The Ford School is delighted to welcome five new members to its faculty, starting this fall: Anmol Chaddha, Catherine Hausman, Joshua Hausman, Mara Otstfeld, and Joy Rohde.
Anmol Chaddha
Anmol Chaddha is a Michigan Fellow and an assistant professor of public policy who studies the political economy of racial and economic inequality, social policy, and urban policy. His current research examines how credit and debt have come to perform the functions of welfare policy, in the context of rising inequality and a weakened social safety net. Chaddha received his PhD in sociology and social policy from Harvard University. In winter 2014, he will teach undergraduate and graduate sections of a course on race and urban inequality.*
Catherine Hausman
Catherine Hausman is an assistant professor of public policy whose research interests include environmental and energy economics, and applied econometrics. She currently studies the determinants of residential energy and water demand. Hausman received her PhD in agricultural and resource economics from the University of California, Berkeley.
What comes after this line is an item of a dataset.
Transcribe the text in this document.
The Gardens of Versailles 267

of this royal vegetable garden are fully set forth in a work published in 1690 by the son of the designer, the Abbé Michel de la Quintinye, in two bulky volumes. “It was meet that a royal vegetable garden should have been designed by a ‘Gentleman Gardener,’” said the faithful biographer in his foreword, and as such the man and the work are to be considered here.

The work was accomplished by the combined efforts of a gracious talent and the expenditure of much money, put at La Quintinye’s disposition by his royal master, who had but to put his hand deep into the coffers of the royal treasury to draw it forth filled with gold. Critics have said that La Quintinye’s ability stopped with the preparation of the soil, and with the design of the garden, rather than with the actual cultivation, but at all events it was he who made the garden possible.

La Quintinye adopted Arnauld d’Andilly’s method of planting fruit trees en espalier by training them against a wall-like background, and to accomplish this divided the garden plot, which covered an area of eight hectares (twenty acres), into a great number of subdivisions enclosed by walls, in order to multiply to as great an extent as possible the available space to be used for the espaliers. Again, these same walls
In winter 2014, she will teach an undergraduate policy seminar on energy and the environment and a graduate course in the government regulation of industry and the environment.
Joshua Hausman
Joshua Hausman is an assistant professor of public policy. His research interests are in economic history and macroeconomics with a focus on the U.S. economy in the 1930s. He is currently studying what ended the Great Depression in the U.S. in spring of 1933 and the role of the auto industry in the double-dip recession of 1937-38. Hausman received his PhD in economics from the University of California, Berkeley. In fall 2013, he is teaching an undergraduate course on the Great Depression to the Great Recession. In winter 2014, he will teach a core course on macroeconomics.
Mara Cecilia Ostfeld
Mara Cecilia Ostfeld is a postdoctoral fellow and lecturer in public policy. Her research focuses on the effects of exposure to Spanish-language media on both actual patterns of Latino political identification, as well as how Latinos are perceived politically. Mara received her PhD in political science from the University of Pennsylvania and her MPP from Harvard University's Kennedy School of Government. In winter 2014, she will teach undergraduate and graduate sections of a new course on Latino identity politics, advocacy, and representation.
Joy Rohde
Joy Rohde is an assistant professor of public policy. She received her doctorate in the history and sociology of science from the University of Pennsylvania. Her research integrates U.S. political and intellectual history with the history of science. She is currently completing a book titled The Social Scientists' War: Knowledge, Statecraft, and Democracy in the Era of Containment. In fall 2013, she is teaching an undergraduate policy seminar on history and public policy.
*Course information subject to change.